2.2.6.2 Er moeten maatregelen worden getroffen om te voorkomen dat olie onder druk uit een pomp, filter of verwarmingsinstallatie met hete oppervlakken in aanraking komt.
2.3 Inrichtingen voor smeerolie
2.3.1 De inrichtingen voor de opslag, verdeling en het gebruik van olie in smeeroliesystemen onder druk moeten zodanig zijn, dat de veiligheid van het schip en van de zich aan boord bevindende personen is verzekerd. Inrichtingen aangebracht in machineruimten van categorie A en, waar mogelijk, in andere machineruimten, moeten ten minste voldoen aan het bepaalde in de paragrafen 2.2.1, 2.2.3.3, 2.2.3.4, 2.2.3.5, 2.2.4, 2.2.5.1, 2.2.5.3 en 2.2.6, met dien verstande:
.1 dat dit het gebruik van kijkglazen in de smeerolieleidingen niet uitsluit, mits door middel van een proef wordt aangetoond dat zij voldoende brandbestendig zijn; en
.2 dat peilpijpen in machineruimten kunnen worden toegelaten; aan de eisen van de paragrafen 2.2.3.5.1.1 en 2.2.3.5.1.3 behoeft niet te worden voldaan, mits de peilpijpen zijn voorzien van doelmatige afsluitmiddelen.

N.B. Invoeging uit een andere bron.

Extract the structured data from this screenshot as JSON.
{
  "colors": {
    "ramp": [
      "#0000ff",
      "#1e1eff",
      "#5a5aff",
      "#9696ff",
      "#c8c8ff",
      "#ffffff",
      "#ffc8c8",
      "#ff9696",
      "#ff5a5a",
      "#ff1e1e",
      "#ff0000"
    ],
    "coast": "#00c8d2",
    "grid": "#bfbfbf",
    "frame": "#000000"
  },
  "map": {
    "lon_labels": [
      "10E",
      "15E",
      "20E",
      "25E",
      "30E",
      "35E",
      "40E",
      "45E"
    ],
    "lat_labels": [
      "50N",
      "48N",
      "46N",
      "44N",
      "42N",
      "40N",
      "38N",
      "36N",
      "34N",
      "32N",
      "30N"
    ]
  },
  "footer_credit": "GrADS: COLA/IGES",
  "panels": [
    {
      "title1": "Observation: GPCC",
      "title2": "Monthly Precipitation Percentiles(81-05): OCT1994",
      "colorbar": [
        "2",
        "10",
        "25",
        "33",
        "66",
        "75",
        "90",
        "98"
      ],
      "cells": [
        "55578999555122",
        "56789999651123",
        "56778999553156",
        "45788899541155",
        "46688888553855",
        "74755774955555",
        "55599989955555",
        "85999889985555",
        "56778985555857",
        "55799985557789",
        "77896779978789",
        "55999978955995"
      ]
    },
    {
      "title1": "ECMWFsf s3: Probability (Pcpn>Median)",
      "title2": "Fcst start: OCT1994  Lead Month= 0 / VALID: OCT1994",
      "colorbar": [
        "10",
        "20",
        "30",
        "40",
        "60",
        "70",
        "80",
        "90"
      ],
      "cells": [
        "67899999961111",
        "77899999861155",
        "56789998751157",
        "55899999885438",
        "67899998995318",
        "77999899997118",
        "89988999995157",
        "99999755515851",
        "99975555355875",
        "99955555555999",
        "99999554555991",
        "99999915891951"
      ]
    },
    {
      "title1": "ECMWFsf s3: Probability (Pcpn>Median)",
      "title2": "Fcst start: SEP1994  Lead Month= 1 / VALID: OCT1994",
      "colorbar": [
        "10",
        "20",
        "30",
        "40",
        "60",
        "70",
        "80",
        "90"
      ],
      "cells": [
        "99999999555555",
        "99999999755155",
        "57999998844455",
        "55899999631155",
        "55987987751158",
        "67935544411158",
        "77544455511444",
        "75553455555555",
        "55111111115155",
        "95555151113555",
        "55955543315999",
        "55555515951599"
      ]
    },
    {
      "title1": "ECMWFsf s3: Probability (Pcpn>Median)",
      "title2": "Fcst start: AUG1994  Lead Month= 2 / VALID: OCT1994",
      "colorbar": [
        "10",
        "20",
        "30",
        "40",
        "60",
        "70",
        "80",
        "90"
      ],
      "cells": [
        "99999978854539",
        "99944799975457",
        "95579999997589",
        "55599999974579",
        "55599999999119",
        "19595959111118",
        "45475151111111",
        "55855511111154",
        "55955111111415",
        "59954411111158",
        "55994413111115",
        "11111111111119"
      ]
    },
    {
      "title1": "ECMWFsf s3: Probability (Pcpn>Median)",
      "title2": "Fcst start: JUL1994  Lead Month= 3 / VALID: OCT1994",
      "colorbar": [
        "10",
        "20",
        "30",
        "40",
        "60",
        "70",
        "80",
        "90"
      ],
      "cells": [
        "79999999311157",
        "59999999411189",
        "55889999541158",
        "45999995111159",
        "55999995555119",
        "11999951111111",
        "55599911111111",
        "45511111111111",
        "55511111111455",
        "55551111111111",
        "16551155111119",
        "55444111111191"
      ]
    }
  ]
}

2.3.2 De bepalingen van paragraaf 2.2.3.4 zijn eveneens van toepassing op smeerolietanks, behoudens die welke een capaciteit hebben van minder dan 500 l, op opslagtanks waarvan de afsluiters bij normale werking van het schip gesloten zijn, of wanneer vast staat dat een onbedoelde werking van een snelsluitklep van de smeerolietank de veilige werking van de hoofdvoortstuwingsinstallatie en wezenlijke hulpmachines in gevaar zou brengen.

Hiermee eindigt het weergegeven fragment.